La ruptura política escala luego de acusaciones, proceso judicial y una confrontación que complica el panorama rumbo a las elecciones de 2027.
La dirigencia estatal de Morena en Baja California encendió las alertas rumbo a 2027 al considerar “inviable” una alianza con el Partido del Trabajo (PT), en medio del conflicto entre el exgobernador Jaime Bonilla y la actual mandataria Marina del Pilar Ávila Olmeda.
El vocero morenista Catalino Zavala aclaró que, aunque a nivel federal no hay fractura con el PT ni con el Partido Verde, las condiciones locales son distintas. Subrayó que los diferendos políticos y las posturas encontradas hacen “muy difícil” concretar una alianza, especialmente cuando uno de los actores ha manifestado su rechazo a ir con Morena.
La tensión se agravó luego de que Bonilla fuera vinculado a proceso por un contrato irregular relacionado con una planta fotovoltaica, lo que detonó una nueva ola de acusaciones. El exmandatario, hoy figura del PT en la entidad, arremetió contra la gobernadora, reiterando señalamientos sobre presuntos vínculos con el crimen organizado.

Tras su audiencia, Bonilla denunció que enfrenta una “persecución política” y aseguró que lo están “empapelando” como represalia. Además, lanzó nuevas advertencias mediáticas contra Ávila Olmeda, elevando el tono de una confrontación que lleva años y que ha incluido procesos legales contra exfuncionarios de su administración.

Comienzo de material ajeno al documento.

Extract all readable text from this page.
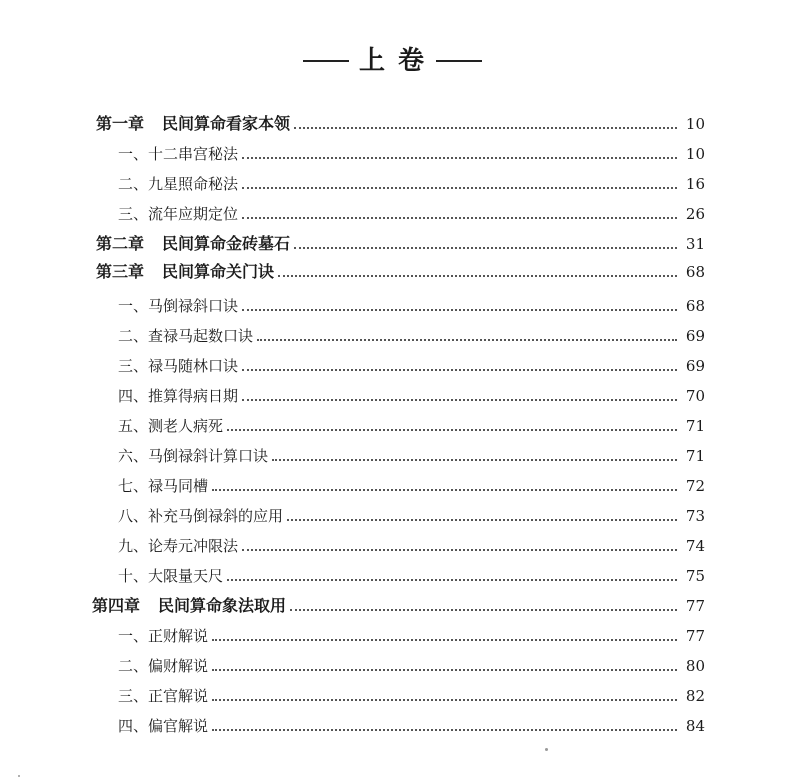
上 卷
第一章 民间算命看家本领	10
一、十二串宫秘法	10
二、九星照命秘法	16
三、流年应期定位	26
第二章 民间算命金砖墓石	31
第三章 民间算命关门诀	68
一、马倒禄斜口诀	68
二、查禄马起数口诀	69
三、禄马随林口诀	69
四、推算得病日期	70
五、测老人病死	71
六、马倒禄斜计算口诀	71
七、禄马同槽	72
八、补充马倒禄斜的应用	73
九、论寿元冲限法	74
十、大限量天尺	75
第四章 民间算命象法取用	77
一、正财解说	77
二、偏财解说	80
三、正官解说	82
四、偏官解说	84
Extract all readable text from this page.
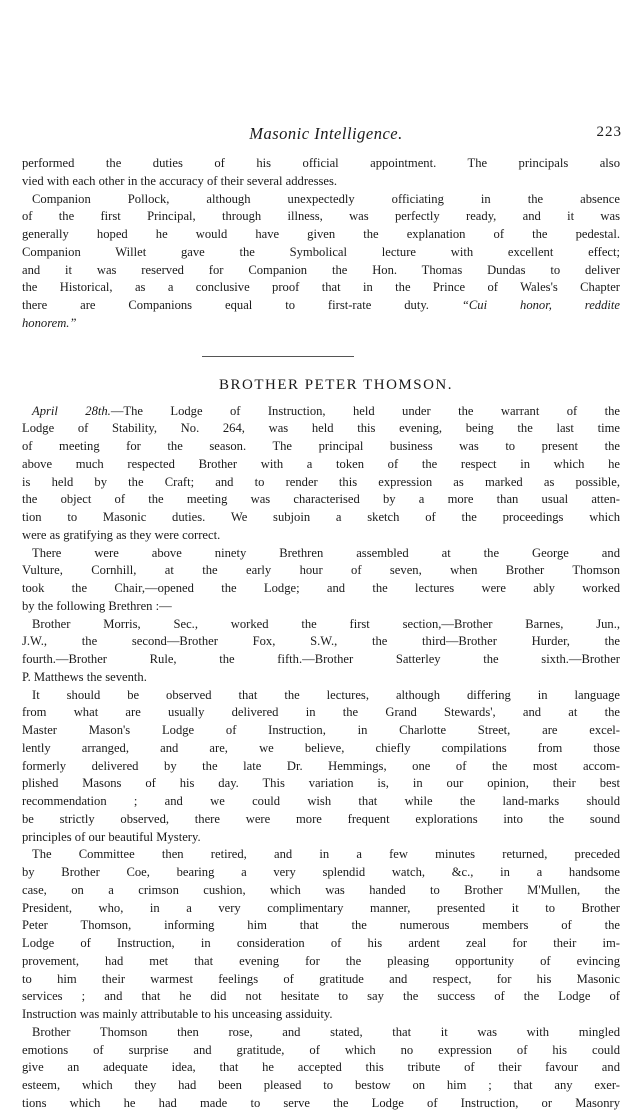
Masonic Intelligence.	223
performed the duties of his official appointment. The principals also
vied with each other in the accuracy of their several addresses.
Companion Pollock, although unexpectedly officiating in the absence
of the first Principal, through illness, was perfectly ready, and it was
generally hoped he would have given the explanation of the pedestal.
Companion Willet gave the Symbolical lecture with excellent effect;
and it was reserved for Companion the Hon. Thomas Dundas to deliver
the Historical, as a conclusive proof that in the Prince of Wales's Chapter
there are Companions equal to first-rate duty. “Cui honor, reddite
honorem.”
BROTHER PETER THOMSON.
April 28th.—The Lodge of Instruction, held under the warrant of the
Lodge of Stability, No. 264, was held this evening, being the last time
of meeting for the season. The principal business was to present the
above much respected Brother with a token of the respect in which he
is held by the Craft; and to render this expression as marked as possible,
the object of the meeting was characterised by a more than usual atten-
tion to Masonic duties. We subjoin a sketch of the proceedings which
were as gratifying as they were correct.
There were above ninety Brethren assembled at the George and
Vulture, Cornhill, at the early hour of seven, when Brother Thomson
took the Chair,—opened the Lodge; and the lectures were ably worked
by the following Brethren :—
Brother Morris, Sec., worked the first section,—Brother Barnes, Jun.,
J.W., the second—Brother Fox, S.W., the third—Brother Hurder, the
fourth.—Brother Rule, the fifth.—Brother Satterley the sixth.—Brother
P. Matthews the seventh.
It should be observed that the lectures, although differing in language
from what are usually delivered in the Grand Stewards', and at the
Master Mason's Lodge of Instruction, in Charlotte Street, are excel-
lently arranged, and are, we believe, chiefly compilations from those
formerly delivered by the late Dr. Hemmings, one of the most accom-
plished Masons of his day. This variation is, in our opinion, their best
recommendation ; and we could wish that while the land-marks should
be strictly observed, there were more frequent explorations into the sound
principles of our beautiful Mystery.
The Committee then retired, and in a few minutes returned, preceded
by Brother Coe, bearing a very splendid watch, &c., in a handsome
case, on a crimson cushion, which was handed to Brother M'Mullen, the
President, who, in a very complimentary manner, presented it to Brother
Peter Thomson, informing him that the numerous members of the
Lodge of Instruction, in consideration of his ardent zeal for their im-
provement, had met that evening for the pleasing opportunity of evincing
to him their warmest feelings of gratitude and respect, for his Masonic
services ; and that he did not hesitate to say the success of the Lodge of
Instruction was mainly attributable to his unceasing assiduity.
Brother Thomson then rose, and stated, that it was with mingled
emotions of surprise and gratitude, of which no expression of his could
give an adequate idea, that he accepted this tribute of their favour and
esteem, which they had been pleased to bestow on him ; that any exer-
tions which he had made to serve the Lodge of Instruction, or Masonry
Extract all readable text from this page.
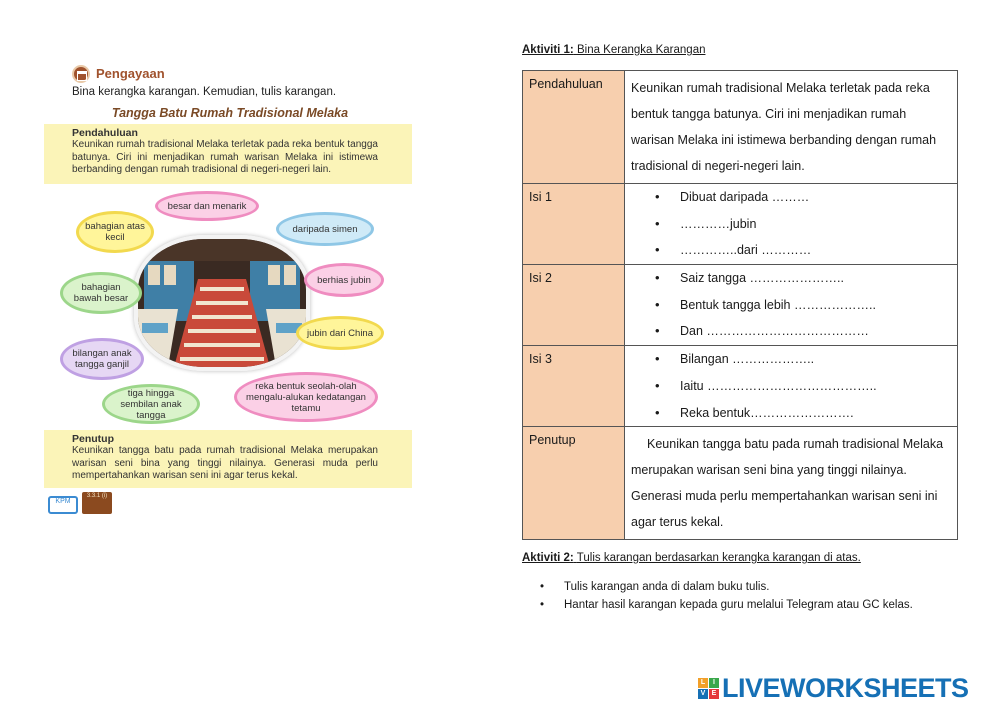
Pengayaan
Bina kerangka karangan. Kemudian, tulis karangan.
Tangga Batu Rumah Tradisional Melaka
Pendahuluan
Keunikan rumah tradisional Melaka terletak pada reka bentuk tangga batunya. Ciri ini menjadikan rumah warisan Melaka ini istimewa berbanding dengan rumah tradisional di negeri-negeri lain.
besar dan menarik
bahagian atas kecil
daripada simen
bahagian bawah besar
berhias jubin
jubin dari China
bilangan anak tangga ganjil
tiga hingga sembilan anak tangga
reka bentuk seolah-olah mengalu-alukan kedatangan tetamu
Penutup
Keunikan tangga batu pada rumah tradisional Melaka merupakan warisan seni bina yang tinggi nilainya. Generasi muda perlu mempertahankan warisan seni ini agar terus kekal.
KPM
3.3.1 (i)
Aktiviti 1: Bina Kerangka Karangan
Pendahuluan	Keunikan rumah tradisional Melaka terletak pada reka bentuk tangga batunya. Ciri ini menjadikan rumah warisan Melaka ini istimewa berbanding dengan rumah tradisional di negeri-negeri lain.
Isi 1	• Dibuat daripada ………
• …………jubin
• …………..dari …………

Isi 2	• Saiz tangga …………………..
• Bentuk tangga lebih ………………..
• Dan …………………………………

Isi 3	• Bilangan ………………..
• Iaitu …………………………………..
• Reka bentuk…………………….

Penutup	Keunikan tangga batu pada rumah tradisional Melaka merupakan warisan seni bina yang tinggi nilainya. Generasi muda perlu mempertahankan warisan seni ini agar terus kekal.
Aktiviti 2: Tulis karangan berdasarkan kerangka karangan di atas.
• Tulis karangan anda di dalam buku tulis.
• Hantar hasil karangan kepada guru melalui Telegram atau GC kelas.
L	I
V E LIVEWORKSHEETS
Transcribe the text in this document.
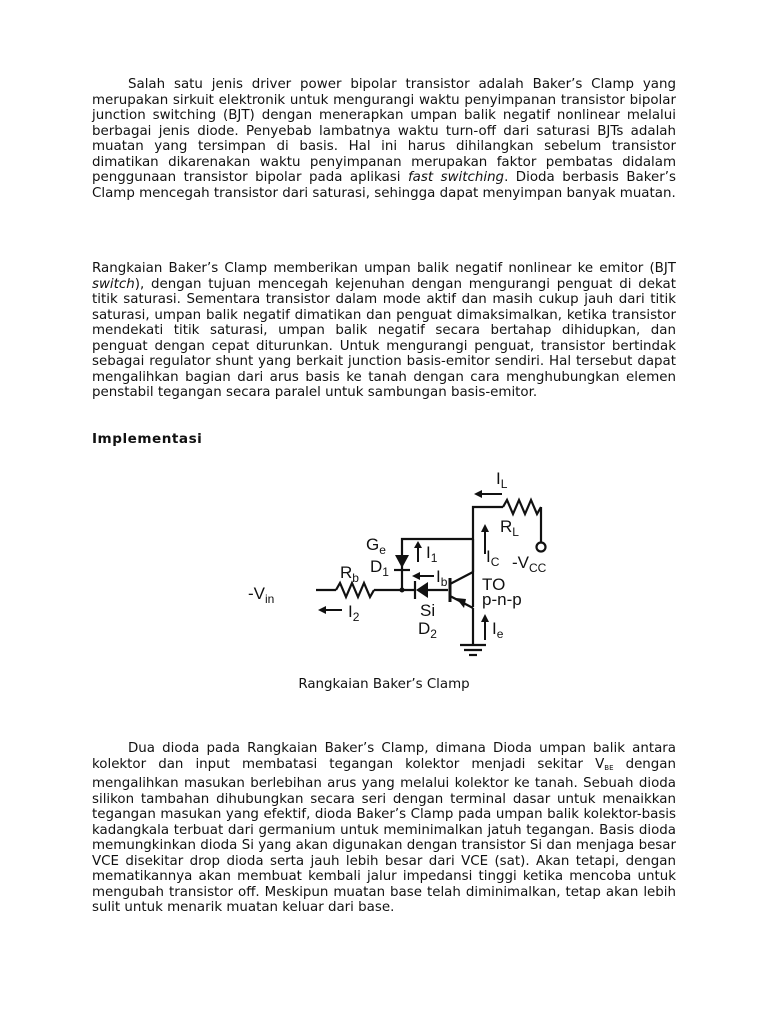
Salah satu jenis driver power bipolar transistor adalah Baker’s Clamp yang merupakan sirkuit elektronik untuk mengurangi waktu penyimpanan transistor bipolar junction switching (BJT) dengan menerapkan umpan balik negatif nonlinear melalui berbagai jenis diode. Penyebab lambatnya waktu turn-off dari saturasi BJTs adalah muatan yang tersimpan di basis. Hal ini harus dihilangkan sebelum transistor dimatikan dikarenakan waktu penyimpanan merupakan faktor pembatas didalam penggunaan transistor bipolar pada aplikasi fast switching. Dioda berbasis Baker’s Clamp mencegah transistor dari saturasi, sehingga dapat menyimpan banyak muatan.

Rangkaian Baker’s Clamp memberikan umpan balik negatif nonlinear ke emitor (BJT switch), dengan tujuan mencegah kejenuhan dengan mengurangi penguat di dekat titik saturasi. Sementara transistor dalam mode aktif dan masih cukup jauh dari titik saturasi, umpan balik negatif dimatikan dan penguat dimaksimalkan, ketika transistor mendekati titik saturasi, umpan balik negatif secara bertahap dihidupkan, dan penguat dengan cepat diturunkan. Untuk mengurangi penguat, transistor bertindak sebagai regulator shunt yang berkait junction basis-emitor sendiri. Hal tersebut dapat mengalihkan bagian dari arus basis ke tanah dengan cara menghubungkan elemen penstabil tegangan secara paralel untuk sambungan basis-emitor.

Implementasi

$I_L$
$R_L$
$I_C$ $-V_{CC}$
$G_e$
$D_1$
$I_1$
$I_b$
$R_b$	TO
p-n-p
$-V_{in}$
$I_2$	Si
$D_2$	$I_e$

Rangkaian Baker’s Clamp

Dua dioda pada Rangkaian Baker’s Clamp, dimana Dioda umpan balik antara kolektor dan input membatasi tegangan kolektor menjadi sekitar $V_{BE}$ dengan mengalihkan masukan berlebihan arus yang melalui kolektor ke tanah. Sebuah dioda silikon tambahan dihubungkan secara seri dengan terminal dasar untuk menaikkan tegangan masukan yang efektif, dioda Baker’s Clamp pada umpan balik kolektor-basis kadangkala terbuat dari germanium untuk meminimalkan jatuh tegangan. Basis dioda memungkinkan dioda Si yang akan digunakan dengan transistor Si dan menjaga besar VCE disekitar drop dioda serta jauh lebih besar dari VCE (sat). Akan tetapi, dengan mematikannya akan membuat kembali jalur impedansi tinggi ketika mencoba untuk mengubah transistor off. Meskipun muatan base telah diminimalkan, tetap akan lebih sulit untuk menarik muatan keluar dari base.
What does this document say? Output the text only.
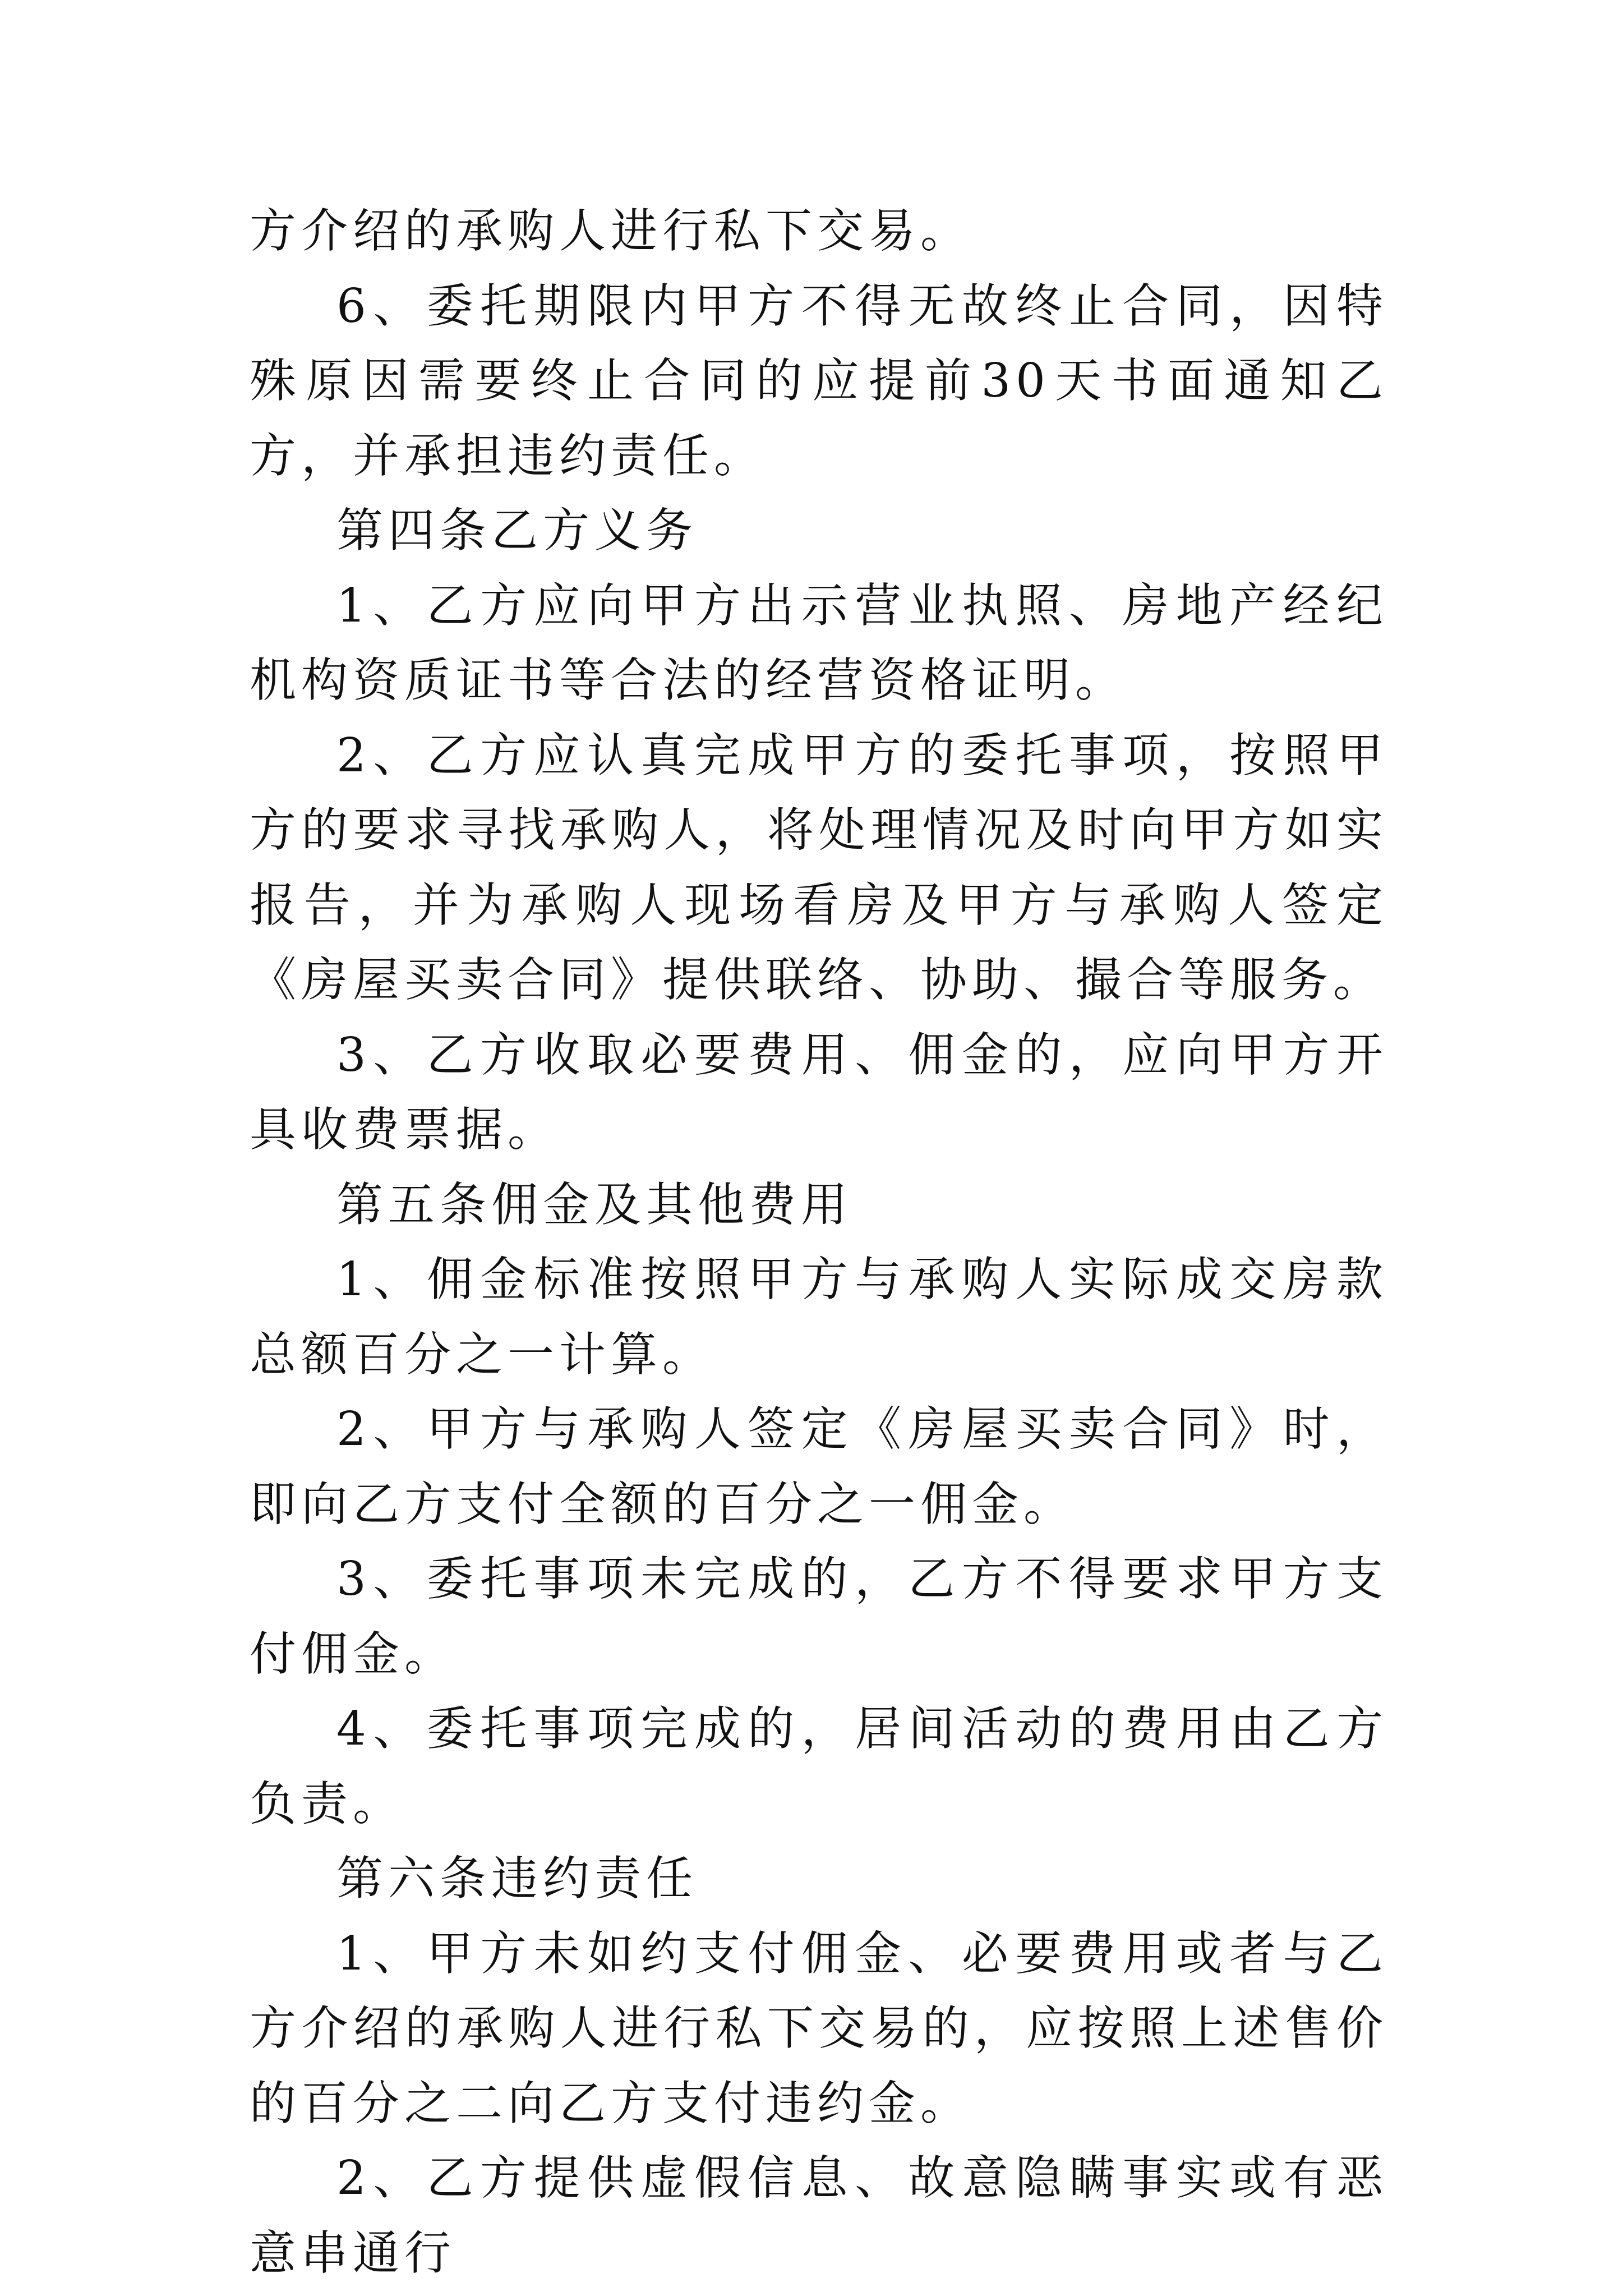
方介绍的承购人进行私下交易。

6、委托期限内甲方不得无故终止合同，因特殊原因需要终止合同的应提前30天书面通知乙方，并承担违约责任。

第四条乙方义务

1、乙方应向甲方出示营业执照、房地产经纪机构资质证书等合法的经营资格证明。

2、乙方应认真完成甲方的委托事项，按照甲方的要求寻找承购人，将处理情况及时向甲方如实报告，并为承购人现场看房及甲方与承购人签定《房屋买卖合同》提供联络、协助、撮合等服务。

3、乙方收取必要费用、佣金的，应向甲方开具收费票据。

第五条佣金及其他费用

1、佣金标准按照甲方与承购人实际成交房款总额百分之一计算。

2、甲方与承购人签定《房屋买卖合同》时，即向乙方支付全额的百分之一佣金。

3、委托事项未完成的，乙方不得要求甲方支付佣金。

4、委托事项完成的，居间活动的费用由乙方负责。

第六条违约责任

1、甲方未如约支付佣金、必要费用或者与乙方介绍的承购人进行私下交易的，应按照上述售价的百分之二向乙方支付违约金。

2、乙方提供虚假信息、故意隐瞒事实或有恶意串通行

Desde Morena, Zavala reiteró el respaldo total a la gobernadora, destacando la fortaleza territorial del partido, con comités en todas las secciones y cerca de 400 mil militantes en el estado. No obstante, reconoció que el escenario electoral se complica ante la falta de acuerdos con sus antiguos aliados.
Finalmente, el dirigente llamó a los actores políticos a respetar los tiempos internos del partido y evitar adelantarse al proceso electoral, mientras Baja California se perfila como uno de los focos rojos rumbo a la renovación de gubernatura, alcaldías y Congreso local.